The Little Red Doctor grinned, looking first at Mayme and then at the dollar. "You aren't such a bad sport yourself," he admitted. "Well, we'll call this a deal. But if I see you in the Square and give you a tip about yourself now and again, that doesn't count. That's on the side. Understand?"
She considered it gravely. "All right," she agreed at length. "Between pals, yes? Shake, Doc."
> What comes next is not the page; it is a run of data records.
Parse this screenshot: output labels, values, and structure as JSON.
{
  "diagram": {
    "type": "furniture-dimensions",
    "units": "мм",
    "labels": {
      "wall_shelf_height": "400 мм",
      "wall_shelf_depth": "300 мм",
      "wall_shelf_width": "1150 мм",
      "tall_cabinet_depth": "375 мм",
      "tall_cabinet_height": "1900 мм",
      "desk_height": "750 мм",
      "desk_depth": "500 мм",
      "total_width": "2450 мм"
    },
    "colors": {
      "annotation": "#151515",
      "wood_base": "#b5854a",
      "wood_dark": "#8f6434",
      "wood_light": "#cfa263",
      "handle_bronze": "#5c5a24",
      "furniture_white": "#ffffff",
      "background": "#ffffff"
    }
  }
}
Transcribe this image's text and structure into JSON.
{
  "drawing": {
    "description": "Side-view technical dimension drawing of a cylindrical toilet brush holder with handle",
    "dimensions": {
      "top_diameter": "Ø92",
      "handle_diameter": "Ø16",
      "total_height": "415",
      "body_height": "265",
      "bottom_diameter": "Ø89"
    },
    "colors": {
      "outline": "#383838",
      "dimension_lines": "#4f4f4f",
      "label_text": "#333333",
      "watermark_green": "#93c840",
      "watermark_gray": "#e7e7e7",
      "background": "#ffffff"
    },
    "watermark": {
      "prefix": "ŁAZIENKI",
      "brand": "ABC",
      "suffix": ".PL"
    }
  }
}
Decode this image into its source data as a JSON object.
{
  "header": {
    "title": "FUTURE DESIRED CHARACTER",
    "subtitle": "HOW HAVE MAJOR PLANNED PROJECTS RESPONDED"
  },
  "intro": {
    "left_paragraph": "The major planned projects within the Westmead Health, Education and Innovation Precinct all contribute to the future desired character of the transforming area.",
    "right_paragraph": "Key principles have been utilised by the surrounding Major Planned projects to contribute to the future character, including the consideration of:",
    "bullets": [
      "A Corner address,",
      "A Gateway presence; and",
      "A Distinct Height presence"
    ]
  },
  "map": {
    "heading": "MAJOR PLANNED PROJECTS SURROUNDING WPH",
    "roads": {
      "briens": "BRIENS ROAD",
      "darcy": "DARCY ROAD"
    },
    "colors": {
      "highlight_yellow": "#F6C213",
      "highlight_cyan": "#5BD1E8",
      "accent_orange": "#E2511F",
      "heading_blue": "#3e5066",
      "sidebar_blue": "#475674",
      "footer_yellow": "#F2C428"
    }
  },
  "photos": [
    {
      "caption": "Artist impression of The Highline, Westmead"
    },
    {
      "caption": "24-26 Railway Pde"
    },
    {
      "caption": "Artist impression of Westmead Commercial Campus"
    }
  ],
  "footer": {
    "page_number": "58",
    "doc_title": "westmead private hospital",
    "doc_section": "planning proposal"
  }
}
So began the quaint friendship between our hard-worked, bluff, knightly-hearted practitioner, and the impish and lovable little store-girl. Also another of the innumerable tilts between him and his old friend, Death.
"He's got the jump on me, Dominie," complained the Little Red Doctor to me. "But, at that, we're going to give him a fight. She's clear grit, that youngster is. She's got a philosophy of life, too. I don't know where she got it, or just what it is, but it's there. Oh, she's worth saving, Dominie."
"If I hadn't reason to think you safeguarded, my young friend," said I, "I'd give you solemn warning."
"Why, she's an infant!" returned the Little Red Doctor scornfully. "A poor, little, monkey-faced child. Besides--" He stopped and sighed.
"Yes; I know," I assented. There was at that time a "Besides" in the Little Red Doctor's sorrowful heart which bulked too large to admit of any rivalry. "Nevertheless," I added, "you needn't be so scornful about the simian type in woman. It's a concentrated peril to mankind. I've seen trouble caused in this world by kitten faces, by pure, classic faces, by ox-eyed-Juno faces, by vivid blond faces, by dreamy, poetic faces, by passionate Southern faces, but for real power of catastrophe, for earthquake and eclipse, for red ruin and the breaking up of laws, commend me to the humanized, feminized monkey face. I'll wager that when Antony first set eyes on Cleopatra, he said, 'And which cocoa palm did she fall out of?' Phryne was of the beautified baboon cast of features, and as for Helen of Troy, the best authorities now lean to the belief that the face that launched a thousand ships and fired the topless towers of Ilium was a reversion to the arboreal. I tell you, man that is born of woman cannot resist it. Give little Mayme three more years--"
"I wish to God I could," said the Little Red Doctor.
"Can't you?" I asked, startled. "Is it as bad as that?"
"It isn't much better. How's your insomnia, Dominie?"
"Insomnia," said I, "is a scientific quibble for unlaid memories. I take mine out for the early morning air at times, if that's what you mean."
"It is. Keep an eye on the kid, and do what you can to prevent that busy little mind of hers from brooding."